April 24, 2019: Joshua Clover’s “The High Rise and the Hollow,” for Commune

A piece on country and hip-hop and Lil Nas X and recent black cinema and the “regular treatment of ‘pop’ as genre rather than marker of popularity.” I don’t want to spoil the accretion of Clover’s argument, which is as much about class as it is about race. “We have now more or less arrived at the fantasy life of American genre, wherein the two great indigenous forms signify an entire arrangement of the nation in which black urban and white rural life are set against each other.” Clover calls the song “witty and catchy and remarkably slight,” but I think it’s more than that; the sense of loss bridging Trent Reznor’s chords and Lil Nas X’s voice it feel like this all comes to us from long before 2019. I’ve heard people in need and people who need a nap singing the chorus. “I’m gonna take my horse to Old Town Road, I’m gonna ride till I can’t no more” is as American as it gets. The words are hopeful, selfish, deranged, dumb, and perfect. Whether the road is sex or suicide, it makes sense that Trent and Montero did this together.

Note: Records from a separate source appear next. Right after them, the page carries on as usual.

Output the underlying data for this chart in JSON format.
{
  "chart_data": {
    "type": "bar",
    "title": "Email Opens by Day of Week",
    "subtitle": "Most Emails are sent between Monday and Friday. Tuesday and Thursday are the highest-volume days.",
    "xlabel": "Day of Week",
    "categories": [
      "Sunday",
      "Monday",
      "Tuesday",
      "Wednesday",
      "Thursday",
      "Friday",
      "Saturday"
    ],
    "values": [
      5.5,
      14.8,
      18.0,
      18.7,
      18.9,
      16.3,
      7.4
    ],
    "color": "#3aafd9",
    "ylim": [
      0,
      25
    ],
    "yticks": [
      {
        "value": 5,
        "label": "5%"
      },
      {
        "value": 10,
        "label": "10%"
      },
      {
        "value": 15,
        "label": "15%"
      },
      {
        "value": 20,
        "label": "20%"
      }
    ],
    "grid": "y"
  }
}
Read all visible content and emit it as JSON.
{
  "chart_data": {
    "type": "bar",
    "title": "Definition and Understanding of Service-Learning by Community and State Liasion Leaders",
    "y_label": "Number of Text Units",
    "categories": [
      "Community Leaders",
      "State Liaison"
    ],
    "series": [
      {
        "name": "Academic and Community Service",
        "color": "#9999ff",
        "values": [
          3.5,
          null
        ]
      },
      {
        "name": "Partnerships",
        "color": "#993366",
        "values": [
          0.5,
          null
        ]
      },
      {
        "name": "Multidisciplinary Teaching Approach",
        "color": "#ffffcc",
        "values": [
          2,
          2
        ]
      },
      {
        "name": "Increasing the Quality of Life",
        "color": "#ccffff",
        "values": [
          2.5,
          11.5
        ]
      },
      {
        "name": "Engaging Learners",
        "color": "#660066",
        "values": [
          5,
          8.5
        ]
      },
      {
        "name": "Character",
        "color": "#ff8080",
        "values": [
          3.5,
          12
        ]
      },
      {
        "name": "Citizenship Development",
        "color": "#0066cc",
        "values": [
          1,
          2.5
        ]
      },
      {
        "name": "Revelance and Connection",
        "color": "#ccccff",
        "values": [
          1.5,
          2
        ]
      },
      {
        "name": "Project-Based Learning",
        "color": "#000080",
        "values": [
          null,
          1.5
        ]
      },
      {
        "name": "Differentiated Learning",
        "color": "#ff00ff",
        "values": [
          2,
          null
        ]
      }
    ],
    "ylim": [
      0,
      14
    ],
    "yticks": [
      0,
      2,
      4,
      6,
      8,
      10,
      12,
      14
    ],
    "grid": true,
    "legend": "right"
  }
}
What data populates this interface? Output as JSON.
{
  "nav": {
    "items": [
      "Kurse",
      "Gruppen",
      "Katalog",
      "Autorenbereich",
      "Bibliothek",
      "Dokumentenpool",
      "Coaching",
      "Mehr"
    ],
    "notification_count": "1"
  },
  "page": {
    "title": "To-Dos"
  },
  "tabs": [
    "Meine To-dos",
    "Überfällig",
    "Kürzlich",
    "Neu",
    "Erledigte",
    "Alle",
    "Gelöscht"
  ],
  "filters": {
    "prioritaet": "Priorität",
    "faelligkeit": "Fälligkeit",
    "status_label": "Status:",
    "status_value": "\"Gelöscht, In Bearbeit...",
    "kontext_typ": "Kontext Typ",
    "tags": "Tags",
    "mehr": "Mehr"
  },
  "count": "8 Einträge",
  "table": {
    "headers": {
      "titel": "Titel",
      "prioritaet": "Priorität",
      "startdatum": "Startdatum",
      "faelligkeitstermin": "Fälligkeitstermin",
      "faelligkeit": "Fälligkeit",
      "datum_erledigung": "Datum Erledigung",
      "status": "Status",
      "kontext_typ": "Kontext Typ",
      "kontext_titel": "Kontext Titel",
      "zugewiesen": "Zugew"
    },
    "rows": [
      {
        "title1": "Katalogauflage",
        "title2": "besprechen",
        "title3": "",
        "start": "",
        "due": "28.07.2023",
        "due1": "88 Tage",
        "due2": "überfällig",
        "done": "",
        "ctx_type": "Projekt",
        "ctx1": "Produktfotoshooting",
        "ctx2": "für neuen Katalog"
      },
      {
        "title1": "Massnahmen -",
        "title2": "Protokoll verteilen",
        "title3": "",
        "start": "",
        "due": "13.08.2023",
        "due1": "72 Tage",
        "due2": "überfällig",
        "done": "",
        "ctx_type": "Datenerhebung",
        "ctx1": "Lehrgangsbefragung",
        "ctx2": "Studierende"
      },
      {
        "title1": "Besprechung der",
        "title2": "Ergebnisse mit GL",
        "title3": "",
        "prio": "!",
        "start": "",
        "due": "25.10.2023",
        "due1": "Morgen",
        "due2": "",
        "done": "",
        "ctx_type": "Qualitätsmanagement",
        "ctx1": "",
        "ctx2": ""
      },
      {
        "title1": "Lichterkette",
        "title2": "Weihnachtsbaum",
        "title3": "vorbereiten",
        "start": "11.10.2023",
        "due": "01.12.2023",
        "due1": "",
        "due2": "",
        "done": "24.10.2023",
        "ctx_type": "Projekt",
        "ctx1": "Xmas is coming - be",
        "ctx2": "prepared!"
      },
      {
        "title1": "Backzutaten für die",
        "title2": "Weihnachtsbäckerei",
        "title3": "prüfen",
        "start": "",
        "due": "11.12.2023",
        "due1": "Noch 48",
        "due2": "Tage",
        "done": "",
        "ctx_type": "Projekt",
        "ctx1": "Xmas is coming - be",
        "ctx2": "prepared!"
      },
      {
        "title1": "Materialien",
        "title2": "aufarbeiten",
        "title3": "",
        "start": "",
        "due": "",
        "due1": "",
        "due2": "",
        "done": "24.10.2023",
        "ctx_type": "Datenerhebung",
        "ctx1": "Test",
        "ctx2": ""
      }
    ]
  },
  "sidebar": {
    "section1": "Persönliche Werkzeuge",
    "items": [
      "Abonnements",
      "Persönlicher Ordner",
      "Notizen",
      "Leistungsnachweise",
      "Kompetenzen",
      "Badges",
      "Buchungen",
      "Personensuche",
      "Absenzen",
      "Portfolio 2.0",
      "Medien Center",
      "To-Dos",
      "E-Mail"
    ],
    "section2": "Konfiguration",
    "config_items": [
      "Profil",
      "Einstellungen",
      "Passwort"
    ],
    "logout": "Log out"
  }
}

The magnets beneath the skin of the song are just as Clover describes them. In this essay, he touches on a good chunk of the last thirty years and how pop has spiralled away from itself, because it can never fully be itself any more than America can. It is probably very right and very American that “Old Town Road” holds the record for longest-running Number One song. Maybe it’s gospel!

October 21, 2019: Jeff Weiss’s “Why Young Thug is the 21st Century’s most influential rapper,” for BBC Music

Much like Clover’s piece, this summation allows Weiss to unpack a long and important segement of work. In this case, it’s twenty-first-century rap, much of which descends from Lil Wayne through Thug down to a decision tree of descendants. If you want to understand why today’s MCs are so fond of being fluid and pixellated, read this.

1967: Ellen Willis on Bob Dylan, for Cheetah

Here’s what I had to say about Willis and this essay in 2011 for the New Yorker.

Loving someone’s work and paying close, unforgiving attention to it are not mutually exclusive impulses—they are parts of one act. There are few paragraphs as turbocharged and merciless as this one: “Dylan is no apostle of the electronic age. Rather, he is a fifth-columnist from the past, shaped by personal and political nonconformity, by blues and modern poetry. He has imposed his commitment to individual freedom (and its obverse, isolation) on the hip passivity of pop culture, his literacy on an illiterate music. He has used the publicity machine to demonstrate his belief in privacy. His songs and public role are guides to survival in the world of the image, the cool, and the high. And in coming to terms with that world, he has forced it to come to terms with him.”

March 1, 1977: Roy Blount on Tammy, Loretta and Dolly, for Esquire

Among other things, Blount pits Loretta Lynn against Dylan and Loretta wins. This is a remarkable combination of profile writing and criticism. Blount displays some of the sexist bravado typical of much music writing by men at the time—there’s an extended discussion of Parton’s breasts—but he also takes these three artists completely seriously, long before most pop critics did. His affection and respect are still palpable.

April 15, 1971: Nick Tosches’s review of Black Sabbath’s Paranoid, for Rolling Stone

Flops can be as helpful as hits. This review is curious trash that fails in two instructive ways. First, there is Tosches’s magickal wank fantasy, which you can find your own reason to hate. Then, Tosches hits an idea—“bubble-gum Satanism,” which is not a bad way to look at Sabbath’s lyrics. But then he chokes and decides not to consider Sabbath’s music—a second, bigger mistake. Only a couple of critics in the ’70s could hear Sabbath’s formal advances: the width of each note, the use of low end, and the truly expansive sense of swing. One guesses that Tosches looked at the cover of Paranoid, got lit, and riffed for a few minutes. Don’t try this at work, kids!

Sasha Frere-Jones is a writer and musician living in New York.